# Polish Orliks or Ukranian Sky Cutters



## franciscreek (Oct 21, 2010)

I just picked up a few pairs of Orliks and a group of young birds to fly. Does anyone have any experience with them? Did you fly them in a kit ? If so how many did you fly in the kit?
I also got a pair of Ukranian Skycutters, they seem to be a little bigger than the Orliks with a longer wing and tail. They are already hovering in the loft.


----------



## sdymacz (Aug 30, 2010)

Orliks are one of the highest highflyers but also are the most difficult to train, they can easily achieve over ten thousand feet when in proper shape and trained well. Small kit three to five is good.

Skycutters need slight breeze and they will hoover for hours.

Both are very exciting breeds they just need proper training and understanding which is seldom applied to these types of pigeons.

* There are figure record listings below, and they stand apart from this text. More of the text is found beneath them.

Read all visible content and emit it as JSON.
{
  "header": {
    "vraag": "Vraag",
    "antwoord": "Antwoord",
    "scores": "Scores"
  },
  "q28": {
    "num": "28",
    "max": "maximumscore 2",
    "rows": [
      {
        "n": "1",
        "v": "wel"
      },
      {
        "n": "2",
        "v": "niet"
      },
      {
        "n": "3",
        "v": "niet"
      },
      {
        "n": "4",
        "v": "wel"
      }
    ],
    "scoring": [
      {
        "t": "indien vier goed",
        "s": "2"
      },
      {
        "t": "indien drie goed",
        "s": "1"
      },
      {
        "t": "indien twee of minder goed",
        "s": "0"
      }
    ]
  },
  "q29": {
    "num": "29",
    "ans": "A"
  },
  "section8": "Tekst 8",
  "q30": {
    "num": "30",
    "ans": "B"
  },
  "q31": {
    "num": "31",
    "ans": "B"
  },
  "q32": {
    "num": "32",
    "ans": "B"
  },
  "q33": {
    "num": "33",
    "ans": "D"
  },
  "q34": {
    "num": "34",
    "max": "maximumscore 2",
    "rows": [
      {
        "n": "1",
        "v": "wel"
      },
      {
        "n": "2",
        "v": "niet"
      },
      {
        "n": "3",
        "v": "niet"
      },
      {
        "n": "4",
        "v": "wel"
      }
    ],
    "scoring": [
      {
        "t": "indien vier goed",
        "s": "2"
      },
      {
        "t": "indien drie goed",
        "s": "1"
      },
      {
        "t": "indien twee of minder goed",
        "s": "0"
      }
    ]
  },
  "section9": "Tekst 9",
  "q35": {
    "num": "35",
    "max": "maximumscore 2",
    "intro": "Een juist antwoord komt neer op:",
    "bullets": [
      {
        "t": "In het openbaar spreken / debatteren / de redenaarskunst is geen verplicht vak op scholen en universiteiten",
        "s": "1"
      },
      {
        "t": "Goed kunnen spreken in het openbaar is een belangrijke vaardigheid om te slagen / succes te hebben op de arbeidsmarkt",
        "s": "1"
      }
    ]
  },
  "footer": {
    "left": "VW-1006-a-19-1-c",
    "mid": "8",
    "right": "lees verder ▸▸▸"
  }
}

Robert L (http://www.pigeons.biz/forums/member.php?u=6959) here on PT had both of them and their crosses
maybe if you ask him maybe he'll be willing to share his experience with them


----------



## franciscreek (Oct 21, 2010)

Thank you, I appreciate the lead


----------



## fzrahman17 (Jan 28, 2014)

Dear Mr.Francis,
i am having a doubt.since last week morning total 19 birds i have taken 325 kilometers and opened.but only 4 came within 4 hours 35mins. remaining what happen i dont know.


----------



## franciscreek (Oct 21, 2010)

I let a couple of the Orliks out today, they took their time getting up in the air. When they reached about 300 feet they started hovering holding their place in the air. They seemed to drift down slowly, after 15 or 20 minutes they came down and landed on the lawn before going back into the loft. Fun to watch


----------



## Sunne (Apr 23, 2010)

I had some Ukrainian skycutters few years ago, the fancier I got them from had about 300 birds but he didn't get the time to fly them. I used to let all the birds out together and see which ones 'chilled' together and usually flew those ones together in groups of 3. I couldn't get them to fly until I started tossing them from down the street. They used to go really really high within seconds and hover for 2-3 hrs but were a easy target for hawks because they fly on the same spot.


----------



## franciscreek (Oct 21, 2010)

I'm very fortunate to live in a secluded canyon with a pair of resident red tails that keep the migrating birds out of the area. In the past 10 years I think I have lost two birds to birds of prey.


----------



## franciscreek (Oct 21, 2010)

The Orlicks are settled in to a routine and flying well. They seem to climb to a couple hundred feet and then hover before they start to drift down. They are very quiet steady birds that seem to enjoy people and fly very well


----------



## hamlet (Oct 26, 2004)

Hello. Thank you f.creek for sharing your birds. I have never seen one in person. 
A question to Sunne: Did the skycutters breed good? Thanks.


----------



## franciscreek (Oct 21, 2010)

They are rather prolific. I have 10 pairs set up and most are on the seconr round, a couple are on their third.


----------



## Sunne (Apr 23, 2010)

I got them as ybs and only had the chance to fly them. Got into Pakistani and Indian birds so gave them back to the fancier who gave them to me. He told me his birds were really good breeders and took care of there babies well.


----------